Degree Name

Doctor of Philosophy


Department of Chemistry


A constitutively active Cys128 Phe mutant of the α1B-adrenoceptor has been shown to not only activate G-protein coupling in the absence of an agonist, but also activate only a single effector pathway (phospholipase C but not phospholipase A2). This suggests that in the case of the α1B-adrenoceptor, a single receptor subtype forms multiple conformations for G-protein interactions that are specific for a particular G-protein/effector pathway. The existence of this receptor opens up possibilities for the specific modulation of the receptor pathway. Specifically, the development of small molecule ligands which activate a single active conformer would thus provide new signalling-specific therapeutics with pharmacological diversity.

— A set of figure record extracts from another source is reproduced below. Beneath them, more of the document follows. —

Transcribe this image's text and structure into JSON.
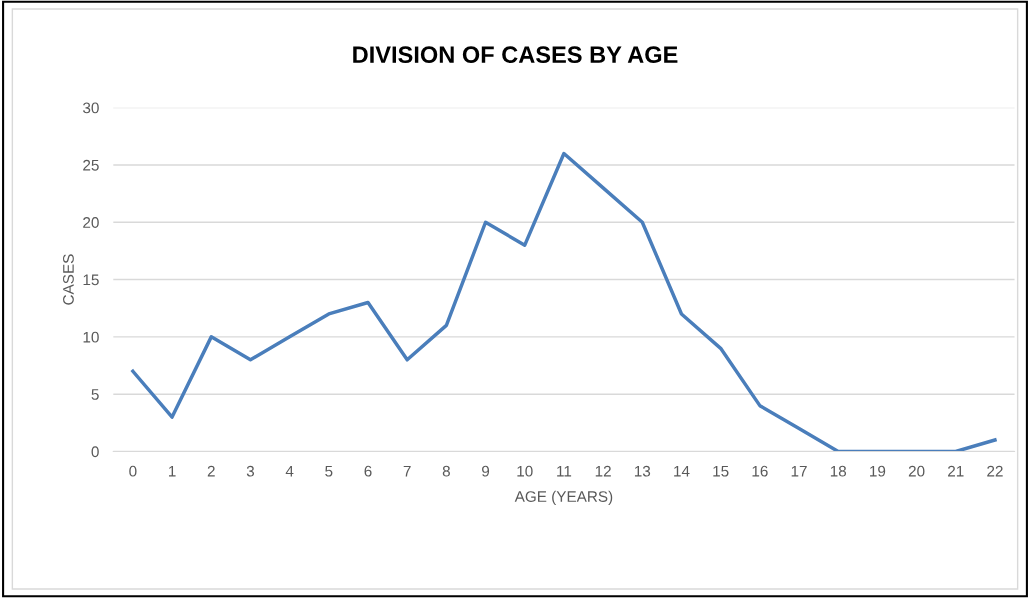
{
  "chart_data": {
    "type": "line",
    "title": "DIVISION OF CASES BY AGE",
    "xlabel": "AGE (YEARS)",
    "ylabel": "CASES",
    "categories": [
      "0",
      "1",
      "2",
      "3",
      "4",
      "5",
      "6",
      "7",
      "8",
      "9",
      "10",
      "11",
      "12",
      "13",
      "14",
      "15",
      "16",
      "17",
      "18",
      "19",
      "20",
      "21",
      "22"
    ],
    "series": [
      {
        "color": "#4a7ebb",
        "values": [
          7,
          3,
          10,
          8,
          10,
          12,
          13,
          8,
          11,
          20,
          18,
          26,
          23,
          20,
          12,
          9,
          4,
          2,
          0,
          0,
          0,
          0,
          1
        ]
      }
    ],
    "ylim": [
      0,
      30
    ],
    "yticks": [
      0,
      5,
      10,
      15,
      20,
      25,
      30
    ],
    "grid": "y",
    "legend": false,
    "marker": "none",
    "line_style": "solid"
  }
}
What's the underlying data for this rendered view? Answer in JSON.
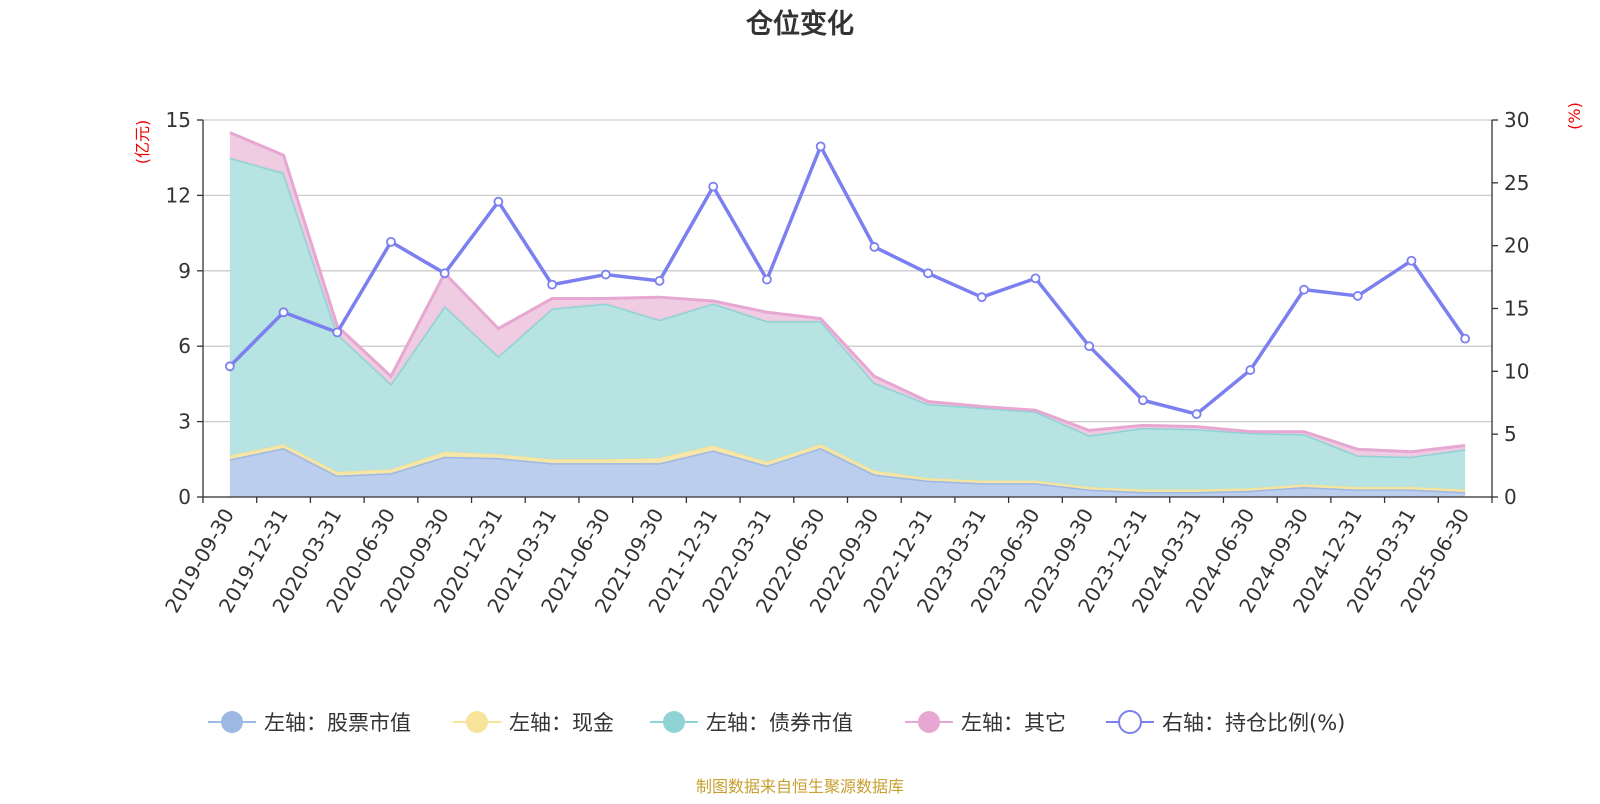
{
  "chart_data": {
    "type": "area",
    "title": "仓位变化",
    "source": "制图数据来自恒生聚源数据库",
    "left_axis": {
      "label": "(亿元)",
      "ylim": [
        0,
        15
      ],
      "ticks": [
        0,
        3,
        6,
        9,
        12,
        15
      ]
    },
    "right_axis": {
      "label": "(%)",
      "ylim": [
        0,
        30
      ],
      "ticks": [
        0,
        5,
        10,
        15,
        20,
        25,
        30
      ]
    },
    "grid": true,
    "legend_position": "bottom",
    "categories": [
      "2019-09-30",
      "2019-12-31",
      "2020-03-31",
      "2020-06-30",
      "2020-09-30",
      "2020-12-31",
      "2021-03-31",
      "2021-06-30",
      "2021-09-30",
      "2021-12-31",
      "2022-03-31",
      "2022-06-30",
      "2022-09-30",
      "2022-12-31",
      "2023-03-31",
      "2023-06-30",
      "2023-09-30",
      "2023-12-31",
      "2024-03-31",
      "2024-06-30",
      "2024-09-30",
      "2024-12-31",
      "2025-03-31",
      "2025-06-30"
    ],
    "series": [
      {
        "name": "左轴：股票市值",
        "axis": "left",
        "kind": "area",
        "color": "#9db8e2",
        "fill": "#b8cbec",
        "values": [
          1.5,
          1.95,
          0.85,
          0.95,
          1.6,
          1.55,
          1.35,
          1.35,
          1.35,
          1.85,
          1.25,
          1.95,
          0.9,
          0.65,
          0.55,
          0.55,
          0.3,
          0.2,
          0.2,
          0.25,
          0.4,
          0.3,
          0.3,
          0.2
        ]
      },
      {
        "name": "左轴：现金",
        "axis": "left",
        "kind": "area",
        "color": "#f7e39a",
        "fill": "#f7e7a8",
        "values": [
          0.15,
          0.15,
          0.15,
          0.15,
          0.2,
          0.15,
          0.15,
          0.15,
          0.2,
          0.2,
          0.15,
          0.15,
          0.15,
          0.1,
          0.1,
          0.1,
          0.1,
          0.1,
          0.1,
          0.1,
          0.1,
          0.1,
          0.1,
          0.1
        ]
      },
      {
        "name": "左轴：债券市值",
        "axis": "left",
        "kind": "area",
        "color": "#8fd3d4",
        "fill": "#b3e1e1",
        "values": [
          11.85,
          10.8,
          5.5,
          3.4,
          5.8,
          3.9,
          6.0,
          6.2,
          5.5,
          5.65,
          5.6,
          4.9,
          3.5,
          2.95,
          2.9,
          2.75,
          2.05,
          2.45,
          2.4,
          2.2,
          2.0,
          1.25,
          1.2,
          1.6
        ]
      },
      {
        "name": "左轴：其它",
        "axis": "left",
        "kind": "area",
        "color": "#e6a8d2",
        "fill": "#efc9e2",
        "values": [
          1.0,
          0.7,
          0.3,
          0.3,
          1.3,
          1.1,
          0.4,
          0.2,
          0.9,
          0.1,
          0.35,
          0.1,
          0.25,
          0.1,
          0.05,
          0.05,
          0.2,
          0.1,
          0.1,
          0.05,
          0.1,
          0.25,
          0.2,
          0.15
        ]
      },
      {
        "name": "右轴：持仓比例(%)",
        "axis": "right",
        "kind": "line",
        "color": "#7b7ff0",
        "values": [
          10.4,
          14.7,
          13.1,
          20.3,
          17.8,
          23.5,
          16.9,
          17.7,
          17.2,
          24.7,
          17.3,
          27.9,
          19.9,
          17.8,
          15.9,
          17.4,
          12.0,
          7.7,
          6.6,
          10.1,
          16.5,
          16.0,
          18.8,
          12.6
        ]
      }
    ]
  }
}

In order to achieve this, ligands which bound selectively to the Cys128Phe mutant α1B-adrenoceptor over the wild-type α1B-adrenoceptor were required. Through molecular modelling studies and pharmacophore development a range of conformationally restrained target ligands have been developed which mimic varying conformations of the endogenous ligand adrenaline. This range of target ligands included a simple cyclic series, a bicyclic series, a spirocyclic series and a spiro-fused series. Members of the bicyclic and spirocyclic series were predicted to have particular selectivity potential for the Cys128Phe mutant α1B-adrenoceptor.

The synthesis of the simple cyclic derivatives was via pynolidinone and piperidone frameworks. A series of nine new bicyclic tropane-based target derivatives were prepared from 6-hydroxytropinone. The major step in the approach to the synthesis of the spirocyclic target ligands was a pro spirocycle-forming intramolecular palladium-assisted cyclisation. One such spirocyclic compound was made. The synthetic procedure for the spiro-fused target derivatives also began from pynolidinone and piperidone frameworks, involving the formation of a hydroxymethyl aryliodide derivative, and a crucial palladium-catalysed intramolecular cyclisation. While this last approach was not completed, a novel indeno-pynole derivative was prepared.

Pharmacological testing of the synthesised simple cyclic and bicyclic derivatives indicated that whilst some of the simple cyclic ligands exhibited selectivity for the Cys128Phe mutant α1B-adrenoceptor, the bicyclic ligands displayed no selectivity for this mutant receptor, and had only weak affinity for both α1B-adrenoceptors. The increased rigidity and steric bulk of the bicyclic ligands appeared not to be favourable. However, the set of bicyclic ligands have provided a promising new lead for selective αID-adrenoceptor ligands.